How easy was it for African-Americans at the end of WWI to settle in France. Did France offer them citizenship? Was the application difficult ? Did getting the necessary documents from the US pose any problems?
As easy as for any other US citizen.
How easy was it for US citizens to immigrate to France in the years after 1945? I have no information about visa or naturalisation requirements for US citizens specifically, but in the years after the war France suffered a labour shortage and was generally promoting immigration. Ican’t imagine they’d have gone out of their way to put barriers in the way of US citizens that citizens of other countries didn’t face. So getting a visa to settle and work in France was probably not difficult.
As for acquiring citizenship, the French were relatively open about that too; they wanted to encourage people to remain. If you had lived lawfully in France for (I think) five years, had no criminal record, had a basic knowledge of the French language and could demonstrate a familiarity with republican values, you could be naturalised as a French citizen. A naturalised French citizen was not required to renounce their former nationality; they could be dual citizens.

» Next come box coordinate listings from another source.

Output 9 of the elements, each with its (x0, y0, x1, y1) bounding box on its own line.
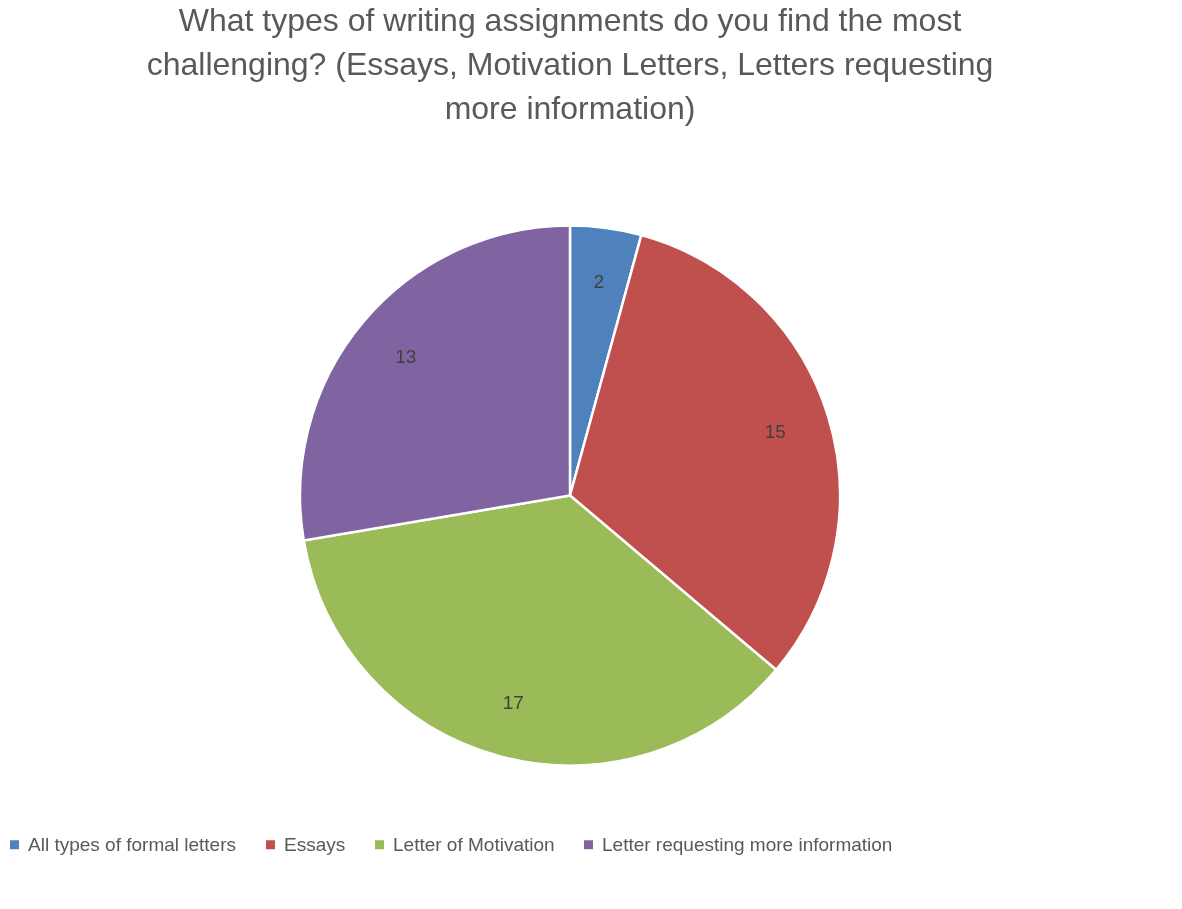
data-label: 2 (593, 271, 604, 293)
chart-title: What types of writing assignments do you find the most challenging? (Essays, Motivation Letters, Letters requesting more information) (146, 2, 994, 126)
data-label: 15 (764, 420, 786, 442)
data-label: 13 (395, 345, 417, 367)
legend-label: Letter of Motivation (393, 833, 555, 855)
legend-label: Letter requesting more information (602, 833, 893, 855)
legend-label: All types of formal letters (28, 833, 237, 855)
legend-label: Essays (284, 833, 346, 855)
data-label: 17 (502, 691, 524, 713)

On edit: Oh, sorry, you’re asking about after WWI, not WWII. The considerations were broadly similar; France had been actively promoting immigration since the late nineteenth century, and was particularl open to it in the years after WWI because (again) of a labour shortage due to the level of casualties suffered in the war. So I think settling there would not have been difficult. Naturalising as a French citizen, though, I think was difficult.
Thanks US 1. Presumably earning the Croix de Guerre could only have helped.
Couldn’t have hurt. One of the routes to naturalisation in France was serving in the French armed forces. Getting the croix de guerre for service in the US forces in alliance with France isn’t quite the same thing, but it must have helped to ensure a generally favourable disposition.
The official and practical position of the French government since their revolution has been that they are “color-blind”. African-American artists (especially Jazz singers and other musicians) were among the American ex-pats most admired by the French after WWI and the fact that they were given more respect in France than they were in their own country was a source of well deserved pride for France and shame for the United States.
Yes, the first person I thought about when reading the OP was probably the most famous of those African American artists in France after WW I, Josephine Baker, who came to Paris in 1925 and became a sensation there and then in whole Europe. She became a naturalized French citizen in 1935, worked in the réstistance in WW II and got honors and medals for her services after the war from the French state.